Oro por baratijas: La herida
por Alejandro Feijóo

Cuando despierta, la herida ya está ahí, en el muslo del hombre, como un pétalo dormido. La reacción primera, antes de la extrañeza, es la de palpar, sentado al borde de la cama, los pies en el suelo, la cabeza empeñada en un sueño del que no hay relato. Un pinchazo de dolor frío lo estremece con la brevedad de un acierto. Prueba de nuevo y esta vez el dolor tarda más en morir. Necesita un espejo, aunque la herida se vea. El hombre piensa que la herida podría desaparecer y seguir siendo herida, de tan derramada como está en la carne. De donde proceda, allí saben hacer heridas.

Un mes después el hombre acude a una entrevista de trabajo. Lleva un maletín. Cualquier persona no joven diría que es un maletín moderno. No carga papeles en él; con ningún papel está lleno el maletín. Al sentarse lo apoya en su regazo, no acostado sino de pie sobre la herida, con las costuras escarbando. Es lo mejor para conservarla en forma, mantener su tensión de herida. El hombre no es necio, sabe que la herida no le dará ni le quitará el puesto (cómo vincular heridas con sujeto y predicado). Pero teme que en el cuántico caso de que el entrevistador mencione la herida él no sabría responder por qué yace bajo el canto de un maletín vacío de papeles. La idea de ser descubierto lo descentra, y el candidato pierde sus opciones. La secretaria que lo despide no puede evitar una mirada furtiva. La herida supura.
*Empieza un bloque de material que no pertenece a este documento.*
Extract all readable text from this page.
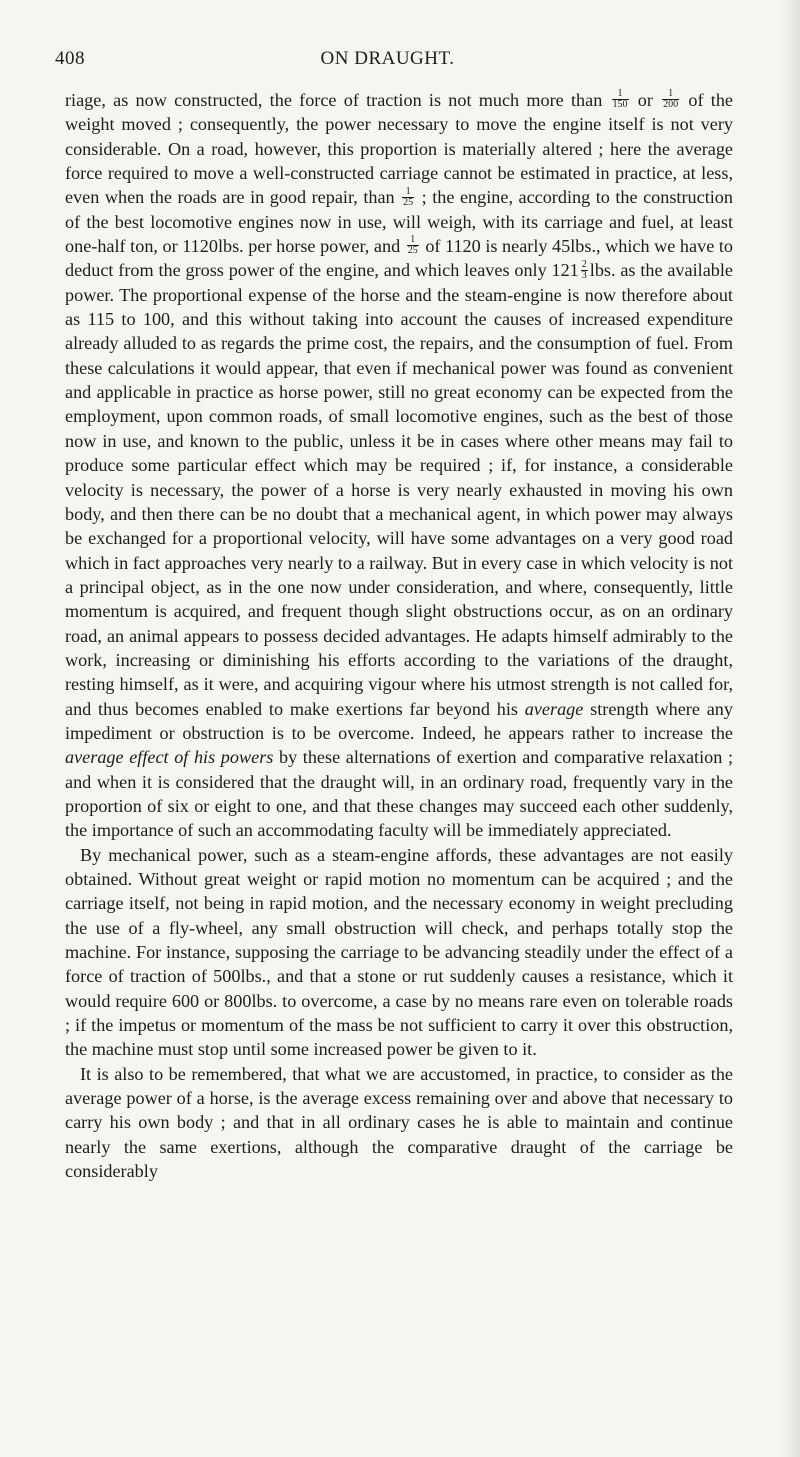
408	ON DRAUGHT.

riage, as now constructed, the force of traction is not much more than $\frac{1}{150}$ or $\frac{1}{200}$ of the weight moved ; consequently, the power necessary to move the engine itself is not very considerable. On a road, however, this proportion is materially altered ; here the average force required to move a well-constructed carriage cannot be estimated in practice, at less, even when the roads are in good repair, than $\frac{1}{25}$ ; the engine, according to the construction of the best locomotive engines now in use, will weigh, with its carriage and fuel, at least one-half ton, or 1120lbs. per horse power, and $\frac{1}{25}$ of 1120 is nearly 45lbs., which we have to deduct from the gross power of the engine, and which leaves only $121 \frac{2}{3}$ lbs. as the available power. The proportional expense of the horse and the steam-engine is now therefore about as 115 to 100, and this without taking into account the causes of increased expenditure already alluded to as regards the prime cost, the repairs, and the consumption of fuel. From these calculations it would appear, that even if mechanical power was found as convenient and applicable in practice as horse power, still no great economy can be expected from the employment, upon common roads, of small locomotive engines, such as the best of those now in use, and known to the public, unless it be in cases where other means may fail to produce some particular effect which may be required ; if, for instance, a considerable velocity is necessary, the power of a horse is very nearly exhausted in moving his own body, and then there can be no doubt that a mechanical agent, in which power may always be exchanged for a proportional velocity, will have some advantages on a very good road which in fact approaches very nearly to a railway. But in every case in which velocity is not a principal object, as in the one now under consideration, and where, consequently, little momentum is acquired, and frequent though slight obstructions occur, as on an ordinary road, an animal appears to possess decided advantages. He adapts himself admirably to the work, increasing or diminishing his efforts according to the variations of the draught, resting himself, as it were, and acquiring vigour where his utmost strength is not called for, and thus becomes enabled to make exertions far beyond his average strength where any impediment or obstruction is to be overcome. Indeed, he appears rather to increase the average effect of his powers by these alternations of exertion and comparative relaxation ; and when it is considered that the draught will, in an ordinary road, frequently vary in the proportion of six or eight to one, and that these changes may succeed each other suddenly, the importance of such an accommodating faculty will be immediately appreciated.

By mechanical power, such as a steam-engine affords, these advantages are not easily obtained. Without great weight or rapid motion no momentum can be acquired ; and the carriage itself, not being in rapid motion, and the necessary economy in weight precluding the use of a fly-wheel, any small obstruction will check, and perhaps totally stop the machine. For instance, supposing the carriage to be advancing steadily under the effect of a force of traction of 500lbs., and that a stone or rut suddenly causes a resistance, which it would require 600 or 800lbs. to overcome, a case by no means rare even on tolerable roads ; if the impetus or momentum of the mass be not sufficient to carry it over this obstruction, the machine must stop until some increased power be given to it.

It is also to be remembered, that what we are accustomed, in practice, to consider as the average power of a horse, is the average excess remaining over and above that necessary to carry his own body ; and that in all ordinary cases he is able to maintain and continue nearly the same exertions, although the comparative draught of the carriage be considerably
El hijo del hombre descubre la herida, tiempo más tarde. El niño no pregunta, pero con los ojos interroga. El padre dice que no es nada, nada más que los vestigios del tiempo surcando el universo finito del cuerpo; o algo similar a eso. El propósito es anular el trauma, mitigar el impacto diluyéndolo en la trampa del tiempo. Pero la evasiva no le quita el susto al niño. La herida es ya una llaga ligeramente espumosa. El hombre, que se mueve con soltura en el conflicto entre el sacrificio y la recompensa, sienta a su hijo en una pierna (la otra ya no admite peso) y le cuenta el cuento del origen la herida. ¿Quieres saber cómo empieza?, le pregunta. Érase una vez un pétalo dormido.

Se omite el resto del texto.